The grammar in there was shaky. The logic, Maniakes thought, was excellent. Idly, he said, «I wonder what will happen to all of Sharbaraz's wives now that he isn't King of Kings anymore. For that matter, if I remember rightly, Abivard has a women's quarters of his own, up at Vek Rud domain, somewhere off in the far northwest of Makuran.»
«Yes, he does, doesn't he?» Rhegorios said. «He never talks about his other wives back there, though. He and Roshnani might as well be married the way any two Videssians are.»
«Which is all very well for the two of them, no doubt,» Maniakes said. «But Abivard has spent most of his time the past ten
years and more here in Videssos, and none of it, so far as I know, up in Vek Rud domain. I wonder what the other wives have to say about him, yes, I do.»
«That could be intriguing.» Rhegorios got a faraway look in his eyes. «He's not in Videssos any more. He's not going to come back here, either, not if Phos is kind. Now that he's the new lead horse in Makuran, wouldn't you say he's likely to be going through the plateau country, to make himself known to the dihqans and such up there? Wouldn't you guess he'll probably find his way back to his own domain one day?»
«I wouldn't mind being a fly on the wall when he did.» Maniakes wondered if Bagdasares could make magic stretch that far. After a moment, he realized it didn't matter: he would have no way of knowing exactly when Abivard returned to his old domain. Too bad, he thought. Too bad.
Fat and sweating with nervousness as well as heat, Vetranios prostrated himself before Maniakes. «I pray that you hear me out,» he said to the Avtokrator after he had risen. «It is true, your Majesty, isn't it, that you've been trying to find out what sort of games Broios has been playing with his daughter?»
«Yes, that is true,» Maniakes said, «and what's also true is that I'll land on you like an avalanche if you're lying to score points off your rival. If you know something I should hear, why didn't I hear it two weeks ago?»
«I got back into Serrhes only day before yesterday,» Vetranios answered with some dignity. «I went over to Amorion to see if I could collect on a debt owed me since before the Makuraners took the town.»
«Any luck?» Maniakes asked, genuinely curious.
«Alas, no.
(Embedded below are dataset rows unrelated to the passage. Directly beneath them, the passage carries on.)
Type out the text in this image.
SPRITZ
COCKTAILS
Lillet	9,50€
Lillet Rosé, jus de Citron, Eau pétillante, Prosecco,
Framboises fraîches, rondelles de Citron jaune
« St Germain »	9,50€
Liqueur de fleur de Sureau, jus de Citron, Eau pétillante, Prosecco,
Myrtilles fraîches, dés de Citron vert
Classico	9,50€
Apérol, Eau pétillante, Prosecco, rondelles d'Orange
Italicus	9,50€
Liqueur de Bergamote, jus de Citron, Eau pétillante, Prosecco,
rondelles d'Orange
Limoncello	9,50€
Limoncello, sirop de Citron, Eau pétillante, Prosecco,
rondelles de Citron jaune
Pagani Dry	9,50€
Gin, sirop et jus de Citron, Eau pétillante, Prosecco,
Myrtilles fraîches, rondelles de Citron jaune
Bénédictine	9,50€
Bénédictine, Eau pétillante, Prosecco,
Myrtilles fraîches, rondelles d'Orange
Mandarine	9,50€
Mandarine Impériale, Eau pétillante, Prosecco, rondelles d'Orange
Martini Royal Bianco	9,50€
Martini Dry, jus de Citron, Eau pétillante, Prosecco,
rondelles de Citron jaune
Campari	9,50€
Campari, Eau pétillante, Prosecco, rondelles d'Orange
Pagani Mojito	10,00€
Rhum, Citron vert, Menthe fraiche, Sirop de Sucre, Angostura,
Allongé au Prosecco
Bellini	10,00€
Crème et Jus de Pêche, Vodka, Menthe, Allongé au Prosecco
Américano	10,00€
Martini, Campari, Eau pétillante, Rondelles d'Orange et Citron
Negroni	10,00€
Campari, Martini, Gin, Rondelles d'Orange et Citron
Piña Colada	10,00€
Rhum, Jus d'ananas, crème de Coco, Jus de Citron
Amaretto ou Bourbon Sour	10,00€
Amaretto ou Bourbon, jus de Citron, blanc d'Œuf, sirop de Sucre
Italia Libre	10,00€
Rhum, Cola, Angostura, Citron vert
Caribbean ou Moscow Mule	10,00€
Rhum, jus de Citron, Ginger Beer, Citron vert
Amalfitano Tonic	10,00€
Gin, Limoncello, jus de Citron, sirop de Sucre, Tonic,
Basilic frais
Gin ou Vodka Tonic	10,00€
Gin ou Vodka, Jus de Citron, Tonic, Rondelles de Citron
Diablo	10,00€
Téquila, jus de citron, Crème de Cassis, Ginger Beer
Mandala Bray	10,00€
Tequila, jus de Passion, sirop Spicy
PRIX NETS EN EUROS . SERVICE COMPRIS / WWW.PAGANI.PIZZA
The merchant who owed me the payment walked the narrow bridge of the separator during the years of the Makuraner occupation, and is now settling up accounts with either Phos or Skotos.» Vetranios sounded sad, not so much because his debtor had died but because he'd died without paying him back. As if to prove that, the merchant went on, «I was unable to locate any of his heirs or assigns, either. Most distressing, and a most slipshod way of doing business, too.»